Earlier, India had extended LoC to Bangladesh on a small scale, according to the report. For instance, India gave Rs 300 million in 1991; Rs 70 million in 1997; and Rs 2 billion in 1999.
Since 2010, India has started extending LoC in dollars and with a low interest-rate to Bangladesh; that year the neighbouring country rolled out $1 billion. In 2016, it was $2 billion.
Due to complexities in appointing employees to the country office, Exim Bank's proposal is still kept pending, said an ERD official.
In this context, the review report said Exim Bank is constrained by the local employment condition (5:1 ratio) prescribed by the Board of Investment. Subsequently, India's Exim Bank has written to the ERD secretary to settle the matter.
India cited the case of South Korea's Exim Bank, which opened a representative office in Dhaka recently but it did not have any condition of mandatory local employment.
Exim Bank is a development partner that serves as an important link between all the stakeholders and ensures smooth implementation of projects under the LoC, they said.
Subsequently, they requested Bangladesh to take the necessary measures so that Exim Bank can quickly open an office in Dhaka.
At the Delhi meeting, the status of the projects being implemented under the two LoCs will be discussed in detail, according to the ERD official.
Of the $1 billion LoC extended to Bangladesh in 2010, $200 million was converted to grants and released, while the remaining $800 million was given against 15 projects.

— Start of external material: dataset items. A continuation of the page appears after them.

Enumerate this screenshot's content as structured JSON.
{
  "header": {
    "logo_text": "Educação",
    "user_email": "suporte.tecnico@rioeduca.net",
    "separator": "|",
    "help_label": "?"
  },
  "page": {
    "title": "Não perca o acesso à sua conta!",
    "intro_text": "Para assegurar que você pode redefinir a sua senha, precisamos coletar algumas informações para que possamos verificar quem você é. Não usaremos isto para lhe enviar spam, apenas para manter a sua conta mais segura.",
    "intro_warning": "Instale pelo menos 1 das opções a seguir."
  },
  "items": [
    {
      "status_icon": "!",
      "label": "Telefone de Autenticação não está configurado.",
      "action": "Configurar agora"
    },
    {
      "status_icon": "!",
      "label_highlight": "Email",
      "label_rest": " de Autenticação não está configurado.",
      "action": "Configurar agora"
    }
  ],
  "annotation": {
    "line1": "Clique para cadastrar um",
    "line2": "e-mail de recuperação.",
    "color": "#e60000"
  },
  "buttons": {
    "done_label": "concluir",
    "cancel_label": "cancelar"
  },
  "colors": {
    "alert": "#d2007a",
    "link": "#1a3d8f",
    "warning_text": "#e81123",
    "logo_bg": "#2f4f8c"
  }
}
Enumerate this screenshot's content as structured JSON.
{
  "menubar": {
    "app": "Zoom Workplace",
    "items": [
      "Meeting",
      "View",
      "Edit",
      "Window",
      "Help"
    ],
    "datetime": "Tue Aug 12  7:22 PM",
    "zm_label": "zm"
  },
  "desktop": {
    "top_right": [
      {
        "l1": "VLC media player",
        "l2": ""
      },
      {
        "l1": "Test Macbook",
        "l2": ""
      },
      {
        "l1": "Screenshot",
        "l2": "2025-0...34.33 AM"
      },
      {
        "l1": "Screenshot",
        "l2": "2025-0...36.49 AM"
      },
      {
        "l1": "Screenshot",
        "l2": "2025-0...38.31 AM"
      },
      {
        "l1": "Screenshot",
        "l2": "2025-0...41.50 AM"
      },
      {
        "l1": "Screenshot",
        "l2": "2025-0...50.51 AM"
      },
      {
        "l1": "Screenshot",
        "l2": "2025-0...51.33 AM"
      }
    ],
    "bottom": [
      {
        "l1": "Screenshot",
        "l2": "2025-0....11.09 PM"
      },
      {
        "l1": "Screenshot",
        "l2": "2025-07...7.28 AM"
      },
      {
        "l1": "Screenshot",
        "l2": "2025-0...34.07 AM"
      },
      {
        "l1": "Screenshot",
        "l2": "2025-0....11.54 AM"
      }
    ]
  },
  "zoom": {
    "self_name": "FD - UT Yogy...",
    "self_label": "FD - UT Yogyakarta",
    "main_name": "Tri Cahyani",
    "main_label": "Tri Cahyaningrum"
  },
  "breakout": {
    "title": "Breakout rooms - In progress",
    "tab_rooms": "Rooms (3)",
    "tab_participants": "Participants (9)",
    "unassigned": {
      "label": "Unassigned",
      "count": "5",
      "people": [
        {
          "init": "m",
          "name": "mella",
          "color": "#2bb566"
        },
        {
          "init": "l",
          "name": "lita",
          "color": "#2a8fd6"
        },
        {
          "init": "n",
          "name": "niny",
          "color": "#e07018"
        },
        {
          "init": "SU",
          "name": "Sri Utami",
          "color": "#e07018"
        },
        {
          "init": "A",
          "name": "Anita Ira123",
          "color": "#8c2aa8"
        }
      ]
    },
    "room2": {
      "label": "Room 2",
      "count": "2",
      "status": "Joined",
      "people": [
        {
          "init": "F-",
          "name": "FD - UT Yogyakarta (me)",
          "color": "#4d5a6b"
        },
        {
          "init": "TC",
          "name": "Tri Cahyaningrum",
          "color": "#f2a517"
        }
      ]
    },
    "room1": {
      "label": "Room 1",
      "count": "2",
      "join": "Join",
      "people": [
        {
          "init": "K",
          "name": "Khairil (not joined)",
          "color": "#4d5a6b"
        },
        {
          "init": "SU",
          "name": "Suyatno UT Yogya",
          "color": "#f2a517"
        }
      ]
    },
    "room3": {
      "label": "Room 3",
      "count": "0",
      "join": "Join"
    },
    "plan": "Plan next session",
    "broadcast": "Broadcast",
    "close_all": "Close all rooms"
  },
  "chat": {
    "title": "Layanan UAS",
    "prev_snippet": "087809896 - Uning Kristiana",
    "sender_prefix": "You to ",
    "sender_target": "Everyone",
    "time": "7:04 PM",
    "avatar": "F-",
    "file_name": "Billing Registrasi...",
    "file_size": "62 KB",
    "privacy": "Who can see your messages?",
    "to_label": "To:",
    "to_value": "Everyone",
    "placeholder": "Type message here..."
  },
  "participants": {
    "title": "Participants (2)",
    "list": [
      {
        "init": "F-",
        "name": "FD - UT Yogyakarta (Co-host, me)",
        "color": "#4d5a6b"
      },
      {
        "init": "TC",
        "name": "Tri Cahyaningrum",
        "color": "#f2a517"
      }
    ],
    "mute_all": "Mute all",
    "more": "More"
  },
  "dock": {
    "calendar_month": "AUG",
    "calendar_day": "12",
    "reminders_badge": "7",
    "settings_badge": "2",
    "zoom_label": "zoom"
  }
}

The amount was later increased to $862 million; only $325.74 million has so far been disbursed.
Of the 15 projects, eight have been completed, where the amount of Indian loans was $162.63 million, according to the review report.
Seven projects are ongoing, with commercial contracts signed against loans of $644.33 million. The upcoming commercial contracts amount to $215.67 million.
During Prime Minister Narendra Modi's visit to Bangladesh in June last year, India announced another $2 billion loans.
The agreement for the LoC was signed in March 2016, with the loan becoming effective from May.
Primarily, 14 projects have been identified under the latest LoC. Of those, Bangladesh sent final funding confirmation for 11 projects to India.
India confirmed nine of the projects, involving $1.22 billion, while the other two are under consideration.